A parasite that infects the brain could be the secret weapon of business tycoons, as it affects a person’s risk-taking behaviour, a study says.
Researchers said that entrepreneurship was characterised as a “high risk, high reward” activity which was often accompanied by a loss of one’s financial stability.
But toxoplasma gondii, a single-celled parasite that is spread by cats, can cause personality changes that appear to increase a person’s willingness to take risks.
A study of almost 1,300 US students showed that those exposed to the parasite were 1.7 times more likely to be majoring in business.
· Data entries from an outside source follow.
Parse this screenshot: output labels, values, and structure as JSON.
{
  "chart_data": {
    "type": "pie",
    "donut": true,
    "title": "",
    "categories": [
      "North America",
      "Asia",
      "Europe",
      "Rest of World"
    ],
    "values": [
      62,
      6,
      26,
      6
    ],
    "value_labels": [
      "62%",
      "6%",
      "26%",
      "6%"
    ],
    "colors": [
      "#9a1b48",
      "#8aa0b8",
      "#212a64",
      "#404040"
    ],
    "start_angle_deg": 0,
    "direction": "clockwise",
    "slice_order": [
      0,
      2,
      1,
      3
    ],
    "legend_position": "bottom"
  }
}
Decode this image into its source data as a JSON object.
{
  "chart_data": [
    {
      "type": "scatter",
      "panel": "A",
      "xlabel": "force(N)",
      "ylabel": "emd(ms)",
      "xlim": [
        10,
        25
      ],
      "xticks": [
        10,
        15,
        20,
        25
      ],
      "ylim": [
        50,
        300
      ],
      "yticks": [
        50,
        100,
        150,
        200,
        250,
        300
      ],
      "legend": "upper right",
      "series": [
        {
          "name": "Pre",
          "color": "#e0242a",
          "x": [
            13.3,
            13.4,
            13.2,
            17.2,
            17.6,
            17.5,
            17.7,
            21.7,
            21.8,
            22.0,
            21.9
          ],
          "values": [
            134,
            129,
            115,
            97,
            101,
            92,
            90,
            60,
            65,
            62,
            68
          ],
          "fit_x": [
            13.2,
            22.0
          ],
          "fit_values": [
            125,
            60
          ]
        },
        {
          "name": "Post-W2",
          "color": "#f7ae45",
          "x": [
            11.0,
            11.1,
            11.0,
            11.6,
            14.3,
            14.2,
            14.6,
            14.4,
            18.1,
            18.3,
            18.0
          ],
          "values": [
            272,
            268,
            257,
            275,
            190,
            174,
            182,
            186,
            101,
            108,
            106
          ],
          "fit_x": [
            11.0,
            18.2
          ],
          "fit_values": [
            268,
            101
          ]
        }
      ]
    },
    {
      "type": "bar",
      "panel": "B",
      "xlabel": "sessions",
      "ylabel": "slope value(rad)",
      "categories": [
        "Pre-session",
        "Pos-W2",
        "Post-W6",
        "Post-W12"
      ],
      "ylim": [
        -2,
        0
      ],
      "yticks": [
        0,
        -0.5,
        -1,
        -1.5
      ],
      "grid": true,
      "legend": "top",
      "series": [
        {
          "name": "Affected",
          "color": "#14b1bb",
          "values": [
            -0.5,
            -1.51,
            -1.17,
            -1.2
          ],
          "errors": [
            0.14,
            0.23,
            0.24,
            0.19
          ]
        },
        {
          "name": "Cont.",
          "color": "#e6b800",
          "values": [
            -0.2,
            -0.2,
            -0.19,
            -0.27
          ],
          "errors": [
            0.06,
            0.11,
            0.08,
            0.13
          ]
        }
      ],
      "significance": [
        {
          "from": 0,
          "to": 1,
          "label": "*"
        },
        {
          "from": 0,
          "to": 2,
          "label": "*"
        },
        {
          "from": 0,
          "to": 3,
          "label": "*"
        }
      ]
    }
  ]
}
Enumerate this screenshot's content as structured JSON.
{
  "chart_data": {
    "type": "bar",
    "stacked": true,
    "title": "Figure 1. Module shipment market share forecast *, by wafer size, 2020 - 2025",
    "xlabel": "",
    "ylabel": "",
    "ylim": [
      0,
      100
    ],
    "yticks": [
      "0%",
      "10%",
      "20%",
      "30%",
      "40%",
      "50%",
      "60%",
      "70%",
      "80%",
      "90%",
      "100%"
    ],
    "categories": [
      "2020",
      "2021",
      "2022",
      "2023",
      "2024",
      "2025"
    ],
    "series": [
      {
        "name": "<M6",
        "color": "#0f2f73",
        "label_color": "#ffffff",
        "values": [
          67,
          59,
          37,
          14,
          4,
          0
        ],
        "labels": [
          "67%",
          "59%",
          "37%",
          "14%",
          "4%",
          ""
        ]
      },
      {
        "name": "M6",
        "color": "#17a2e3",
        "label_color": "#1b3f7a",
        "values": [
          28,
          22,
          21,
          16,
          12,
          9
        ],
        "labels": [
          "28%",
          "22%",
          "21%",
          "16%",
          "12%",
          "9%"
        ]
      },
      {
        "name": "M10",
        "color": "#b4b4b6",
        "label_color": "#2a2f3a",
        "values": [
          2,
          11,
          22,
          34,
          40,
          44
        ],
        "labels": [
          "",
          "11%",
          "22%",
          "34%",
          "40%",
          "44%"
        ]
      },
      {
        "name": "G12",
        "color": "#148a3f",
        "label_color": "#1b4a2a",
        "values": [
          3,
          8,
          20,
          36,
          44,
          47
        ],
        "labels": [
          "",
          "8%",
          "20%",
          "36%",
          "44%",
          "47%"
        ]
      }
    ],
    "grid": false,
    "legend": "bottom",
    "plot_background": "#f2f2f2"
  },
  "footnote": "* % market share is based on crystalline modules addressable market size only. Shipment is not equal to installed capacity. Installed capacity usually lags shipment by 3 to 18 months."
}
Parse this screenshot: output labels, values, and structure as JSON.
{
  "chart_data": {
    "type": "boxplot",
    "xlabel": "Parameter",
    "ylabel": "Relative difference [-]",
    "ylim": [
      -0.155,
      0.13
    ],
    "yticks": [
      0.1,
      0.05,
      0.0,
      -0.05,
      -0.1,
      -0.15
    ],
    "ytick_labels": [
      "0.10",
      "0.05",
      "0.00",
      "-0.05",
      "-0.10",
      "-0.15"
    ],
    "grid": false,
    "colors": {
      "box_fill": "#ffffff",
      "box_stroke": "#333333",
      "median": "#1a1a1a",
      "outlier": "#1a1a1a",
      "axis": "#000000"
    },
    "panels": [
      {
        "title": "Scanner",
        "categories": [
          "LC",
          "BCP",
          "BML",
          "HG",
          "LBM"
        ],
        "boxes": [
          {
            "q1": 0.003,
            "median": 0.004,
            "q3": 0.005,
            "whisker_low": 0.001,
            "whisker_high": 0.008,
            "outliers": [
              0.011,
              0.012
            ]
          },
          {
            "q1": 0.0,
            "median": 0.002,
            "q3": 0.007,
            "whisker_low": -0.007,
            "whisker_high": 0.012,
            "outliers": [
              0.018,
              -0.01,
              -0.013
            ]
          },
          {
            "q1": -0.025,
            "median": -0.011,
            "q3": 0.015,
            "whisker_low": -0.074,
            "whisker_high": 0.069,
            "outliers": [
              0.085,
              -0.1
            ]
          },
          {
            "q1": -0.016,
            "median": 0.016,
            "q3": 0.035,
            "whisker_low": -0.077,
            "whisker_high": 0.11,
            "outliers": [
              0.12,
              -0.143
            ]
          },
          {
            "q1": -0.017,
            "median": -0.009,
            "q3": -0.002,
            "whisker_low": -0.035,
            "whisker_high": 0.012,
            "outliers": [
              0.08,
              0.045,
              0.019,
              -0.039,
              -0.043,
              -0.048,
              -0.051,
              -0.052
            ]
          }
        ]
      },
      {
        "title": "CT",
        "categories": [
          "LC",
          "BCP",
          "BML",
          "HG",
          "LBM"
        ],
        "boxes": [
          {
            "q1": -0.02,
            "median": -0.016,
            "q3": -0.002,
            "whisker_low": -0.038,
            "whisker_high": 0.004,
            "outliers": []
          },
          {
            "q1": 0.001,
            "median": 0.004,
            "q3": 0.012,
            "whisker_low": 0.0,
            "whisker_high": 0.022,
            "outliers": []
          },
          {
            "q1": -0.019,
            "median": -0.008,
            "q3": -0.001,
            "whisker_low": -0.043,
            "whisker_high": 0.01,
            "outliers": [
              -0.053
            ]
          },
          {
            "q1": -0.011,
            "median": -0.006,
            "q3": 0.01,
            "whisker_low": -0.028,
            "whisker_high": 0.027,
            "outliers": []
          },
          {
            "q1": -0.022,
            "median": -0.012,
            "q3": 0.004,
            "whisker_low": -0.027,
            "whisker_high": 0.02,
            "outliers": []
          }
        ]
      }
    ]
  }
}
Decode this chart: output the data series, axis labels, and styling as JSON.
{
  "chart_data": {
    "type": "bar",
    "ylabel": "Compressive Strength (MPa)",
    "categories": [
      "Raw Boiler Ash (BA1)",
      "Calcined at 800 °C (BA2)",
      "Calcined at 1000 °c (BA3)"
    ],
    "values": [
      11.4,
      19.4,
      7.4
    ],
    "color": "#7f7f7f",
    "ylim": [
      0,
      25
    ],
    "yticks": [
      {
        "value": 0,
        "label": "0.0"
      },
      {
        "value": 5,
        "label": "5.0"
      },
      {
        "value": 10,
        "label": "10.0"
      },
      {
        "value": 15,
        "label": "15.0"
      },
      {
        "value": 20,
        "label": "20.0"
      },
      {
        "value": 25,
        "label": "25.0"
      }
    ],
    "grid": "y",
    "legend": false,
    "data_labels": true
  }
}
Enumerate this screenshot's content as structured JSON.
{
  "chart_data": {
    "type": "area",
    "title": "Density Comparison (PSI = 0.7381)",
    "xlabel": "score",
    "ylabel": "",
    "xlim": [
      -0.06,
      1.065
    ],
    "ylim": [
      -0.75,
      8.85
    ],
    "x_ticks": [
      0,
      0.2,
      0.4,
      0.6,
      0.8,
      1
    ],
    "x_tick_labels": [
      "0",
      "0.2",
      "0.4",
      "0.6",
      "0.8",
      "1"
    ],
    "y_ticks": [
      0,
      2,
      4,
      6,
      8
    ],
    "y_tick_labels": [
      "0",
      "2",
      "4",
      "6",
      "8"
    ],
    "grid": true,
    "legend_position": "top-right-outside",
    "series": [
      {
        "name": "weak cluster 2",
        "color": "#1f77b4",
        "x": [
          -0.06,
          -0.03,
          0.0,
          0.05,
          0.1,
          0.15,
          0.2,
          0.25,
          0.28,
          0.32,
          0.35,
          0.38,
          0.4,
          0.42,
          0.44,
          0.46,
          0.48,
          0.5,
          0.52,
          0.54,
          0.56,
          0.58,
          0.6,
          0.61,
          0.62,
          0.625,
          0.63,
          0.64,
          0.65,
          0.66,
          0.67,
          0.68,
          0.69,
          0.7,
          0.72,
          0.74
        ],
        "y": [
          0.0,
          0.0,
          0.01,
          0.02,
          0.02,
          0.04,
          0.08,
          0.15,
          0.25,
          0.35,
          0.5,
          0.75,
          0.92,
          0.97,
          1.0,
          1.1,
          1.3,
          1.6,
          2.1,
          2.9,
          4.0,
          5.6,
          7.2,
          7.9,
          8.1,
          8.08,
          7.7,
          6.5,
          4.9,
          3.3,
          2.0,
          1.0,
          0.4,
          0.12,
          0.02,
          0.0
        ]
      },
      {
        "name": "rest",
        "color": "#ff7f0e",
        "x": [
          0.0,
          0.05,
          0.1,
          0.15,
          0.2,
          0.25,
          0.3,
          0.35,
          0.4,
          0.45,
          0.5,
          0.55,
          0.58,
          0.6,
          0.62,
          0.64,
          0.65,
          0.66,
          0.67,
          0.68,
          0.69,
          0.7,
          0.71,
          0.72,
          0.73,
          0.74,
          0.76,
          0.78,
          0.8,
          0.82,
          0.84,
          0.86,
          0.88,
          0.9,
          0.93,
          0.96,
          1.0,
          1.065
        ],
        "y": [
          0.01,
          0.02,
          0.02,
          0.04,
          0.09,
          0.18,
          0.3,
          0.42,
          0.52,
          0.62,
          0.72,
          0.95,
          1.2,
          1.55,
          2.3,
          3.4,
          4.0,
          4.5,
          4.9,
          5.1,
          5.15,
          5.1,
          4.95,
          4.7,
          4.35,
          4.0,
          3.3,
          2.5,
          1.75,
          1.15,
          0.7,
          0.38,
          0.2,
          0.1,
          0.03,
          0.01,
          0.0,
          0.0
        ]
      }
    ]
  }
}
It looked at professionals attending business events and found they were almost twice as likely to have started their own businesses if they had been infected with the parasite.
An examination of databases from 42 countries also revealed that the infection’s prevalence was a “consistent, positive predictor of entrepreneurial activity”.
The parasite has been proven to make rats take more risks around natural predators such as cats, showing that the smell of cat urine is not as repulsive to them and so they are more likely to stray into a cat’s living environment.
Dr. Stefanie Johnson, from the University of Colorado’s Leeds School of Business, and her co-authors wrote: “Populations with higher T gondii infection had greater intentions to start a business and higher levels of active entrepreneurship behaviours.
“Countries with higher T gondii prevalence generally had a lower fraction of respondents who cited ‘fear of failure’ as a factor preventing them from initiating a business-related enterprise.”
The research is contained in the journal Proceedings of the Royal Society B.
The infection rarely produces symptoms apart from mild flu-like illness but it has also been linked to car accidents and suicide.